Identify if you aim for Proficiency or Creativity: Building purpose in high proficiency environments with clearly defined goals requires spotlighting the goal and providing clear checkpoints including repetitive high-feedback training and memorable rules of thumb. Building purpose in creative environments involves providing tools, protecting creative autonomy and make it safe to give feedback. In groups that have a combination of both, it's important to clearly identify the areas to provide effective leadership.
Embrace Catchphrases: Design catchphrases with action-based clarity that serve as clear reminders of the overarching goal.
Reinforce Purpose with Artefacts: Successful cultures flood their environments with artefacts that reinforce what the core organizational purpose.

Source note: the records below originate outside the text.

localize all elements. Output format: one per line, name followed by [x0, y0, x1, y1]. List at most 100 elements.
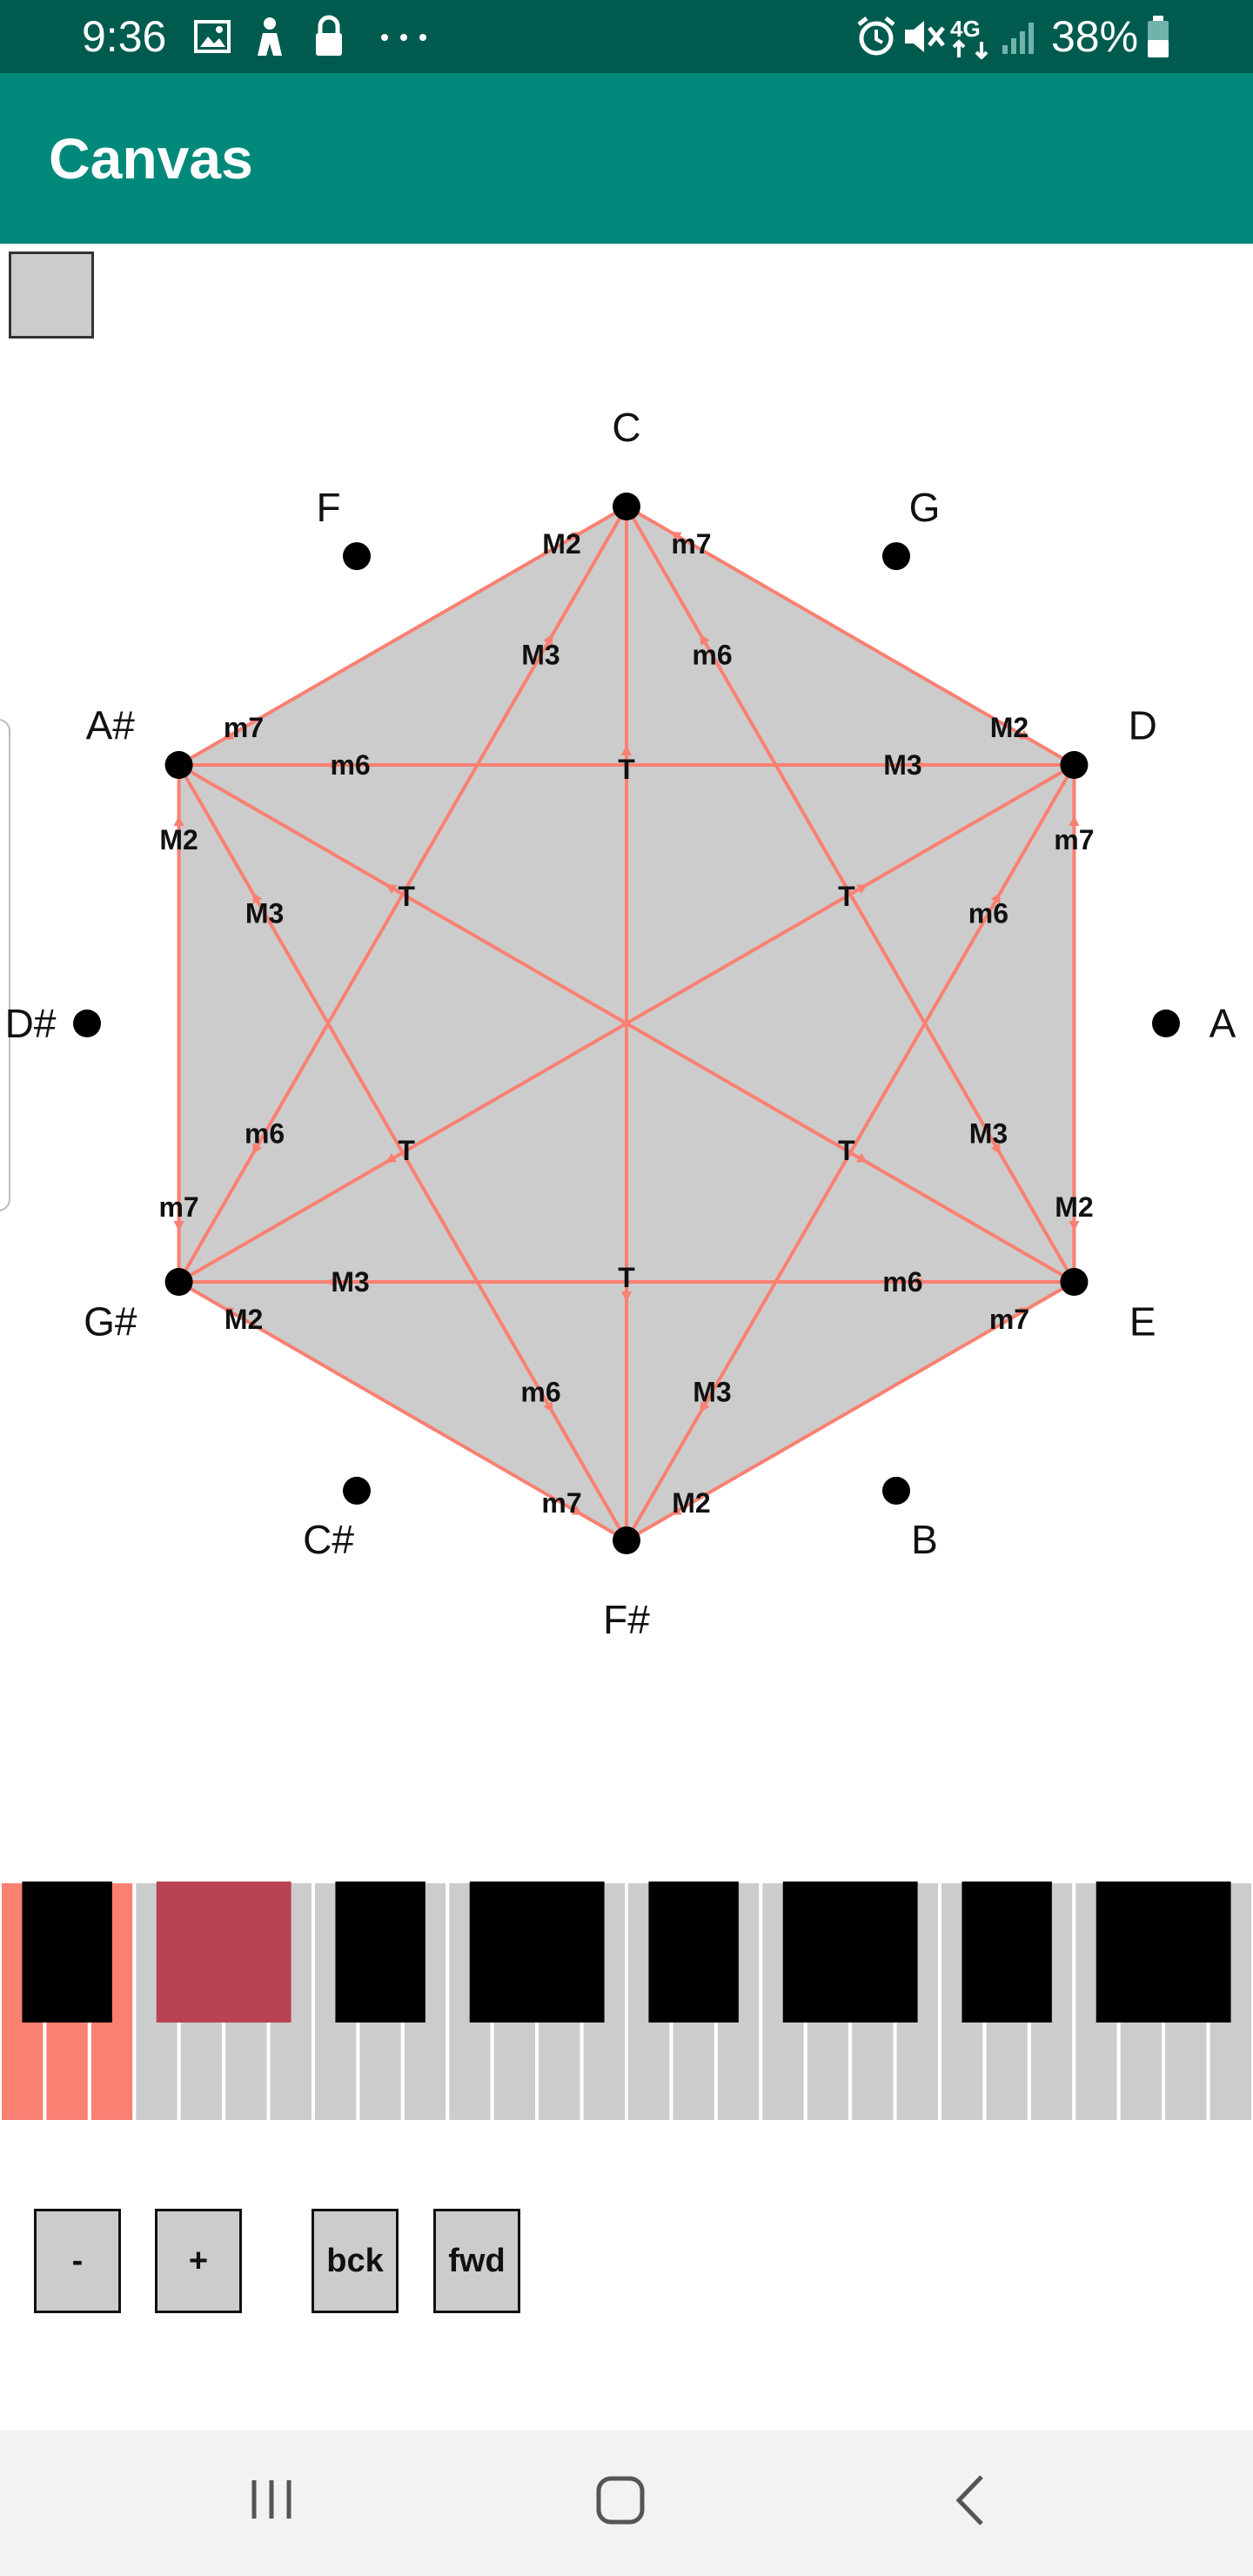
plus-button[interactable]: + [155, 2209, 242, 2313]
home-icon[interactable] [590, 2470, 651, 2531]
black-key[interactable] [1006, 1882, 1052, 2023]
interval-label: m6 [245, 1117, 285, 1149]
interval-label: M3 [883, 749, 921, 781]
interval-label: m6 [882, 1266, 922, 1298]
note-wheel[interactable]: M2 m7 M2 m7 M2 m7 M2 m7 M2 m7 M2 m7 M3 m6 M3 m6 M3 m6 M3 m6… [0, 0, 1253, 1741]
note-dot-a[interactable] [1152, 1010, 1180, 1037]
person-icon [258, 17, 282, 56]
note-label-d: D [1129, 703, 1157, 748]
black-key[interactable] [245, 1882, 291, 2023]
note-label-f-sharp: F# [603, 1597, 650, 1642]
note-dot-f[interactable] [343, 542, 371, 571]
interval-label: m7 [671, 528, 711, 560]
interval-label: M3 [969, 1117, 1008, 1149]
interval-label: M2 [990, 712, 1029, 743]
status-time: 9:36 [82, 12, 167, 61]
note-dot-c-sharp[interactable] [343, 1476, 371, 1505]
black-key[interactable] [514, 1882, 560, 2023]
black-key[interactable] [1185, 1882, 1231, 2023]
interval-label: M2 [159, 824, 198, 855]
black-key[interactable] [335, 1882, 381, 2023]
app-title: Canvas [49, 126, 253, 191]
note-dot-c[interactable] [613, 493, 640, 520]
note-dot-d-sharp[interactable] [73, 1010, 101, 1037]
app-bar: Canvas [0, 73, 1253, 244]
interval-label: T [618, 754, 635, 785]
svg-text:4G: 4G [950, 16, 981, 42]
interval-line-a-sharp-c [178, 505, 628, 767]
interval-line-c-d [625, 505, 1075, 767]
note-label-c-sharp: C# [303, 1517, 354, 1562]
black-key[interactable] [962, 1882, 1008, 2023]
interval-label: M3 [245, 898, 284, 929]
interval-line-e-a-sharp [178, 763, 1075, 1284]
black-key[interactable] [782, 1882, 828, 2023]
black-key[interactable] [66, 1882, 112, 2023]
minus-button[interactable]: - [34, 2209, 121, 2313]
note-dot-f-sharp[interactable] [613, 1526, 640, 1554]
note-label-c: C [612, 405, 640, 450]
note-dot-d[interactable] [1060, 751, 1089, 779]
black-key[interactable] [379, 1882, 425, 2023]
lock-icon [316, 15, 342, 56]
back-step-button[interactable]: bck [312, 2209, 399, 2313]
note-dot-g-sharp[interactable] [164, 1268, 193, 1296]
interval-label: M2 [1055, 1191, 1093, 1223]
interval-label: m6 [330, 749, 370, 781]
navigation-bar [0, 2430, 1253, 2576]
recent-apps-icon[interactable] [244, 2472, 299, 2527]
note-dot-b[interactable] [882, 1476, 910, 1505]
note-label-g-sharp: G# [84, 1299, 137, 1345]
black-key[interactable] [22, 1882, 68, 2023]
black-key[interactable] [469, 1882, 515, 2023]
note-label-a-sharp: A# [86, 703, 136, 748]
interval-label: T [838, 881, 855, 912]
color-swatch[interactable] [9, 252, 94, 339]
battery-percent: 38% [1051, 12, 1139, 61]
black-key[interactable] [828, 1882, 874, 2023]
piano-keyboard[interactable] [0, 1882, 1253, 2122]
interval-label: m6 [968, 898, 1008, 929]
interval-label: m7 [1054, 824, 1094, 855]
black-key[interactable] [1141, 1882, 1187, 2023]
black-key[interactable] [872, 1882, 918, 2023]
interval-label: M2 [224, 1304, 263, 1335]
note-label-d-sharp: D# [5, 1001, 57, 1046]
interval-label: M2 [672, 1487, 710, 1519]
black-key[interactable] [1096, 1882, 1142, 2023]
interval-label: T [838, 1135, 855, 1166]
note-dot-e[interactable] [1060, 1268, 1089, 1296]
black-key[interactable] [559, 1882, 605, 2023]
note-dot-g[interactable] [882, 542, 910, 571]
interval-line-f-sharp-g-sharp [178, 1280, 628, 1542]
alarm-icon [857, 17, 895, 56]
image-icon [194, 20, 231, 53]
interval-label: m7 [158, 1191, 198, 1223]
interval-label: M3 [693, 1376, 731, 1407]
interval-label: M3 [521, 640, 559, 671]
interval-label: T [618, 1262, 635, 1293]
forward-step-button[interactable]: fwd [433, 2209, 520, 2313]
note-label-e: E [1129, 1299, 1156, 1345]
black-key[interactable] [201, 1882, 247, 2023]
note-label-b: B [911, 1517, 938, 1562]
interval-label: m6 [692, 640, 732, 671]
interval-label: m7 [989, 1304, 1029, 1335]
signal-icon [1002, 23, 1034, 54]
mute-icon [905, 21, 945, 52]
status-bar: 9:36 4G 38% [0, 0, 1253, 73]
interval-label: m7 [224, 712, 264, 743]
4g-lte-icon: 4G [950, 16, 988, 59]
interval-label: M3 [331, 1266, 369, 1298]
black-key[interactable] [693, 1882, 739, 2023]
note-dot-a-sharp[interactable] [164, 751, 193, 779]
interval-label: m6 [520, 1376, 560, 1407]
back-icon[interactable] [945, 2470, 997, 2531]
note-label-a: A [1209, 1001, 1236, 1046]
interval-label: T [398, 881, 415, 912]
interval-label: T [398, 1135, 415, 1166]
interval-label: M2 [542, 528, 580, 560]
black-key[interactable] [156, 1882, 202, 2023]
black-key[interactable] [648, 1882, 694, 2023]
interval-label: m7 [541, 1487, 581, 1519]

Create Bar-setting Behaviors: A bar-setting behavior is one simple task that defines group identity and sets high standards for the group. They help organizations translate abstract values into concrete everyday tasks that embody and celebrate the purpose of the group.
Building a cohesive organizational culture focused on core purpose is like building a muscle. It takes time and repeated, focused effort. Ultimately, “Culture is a set of living relationships working toward a shared goal. It’s not something you are. It’s something you do.”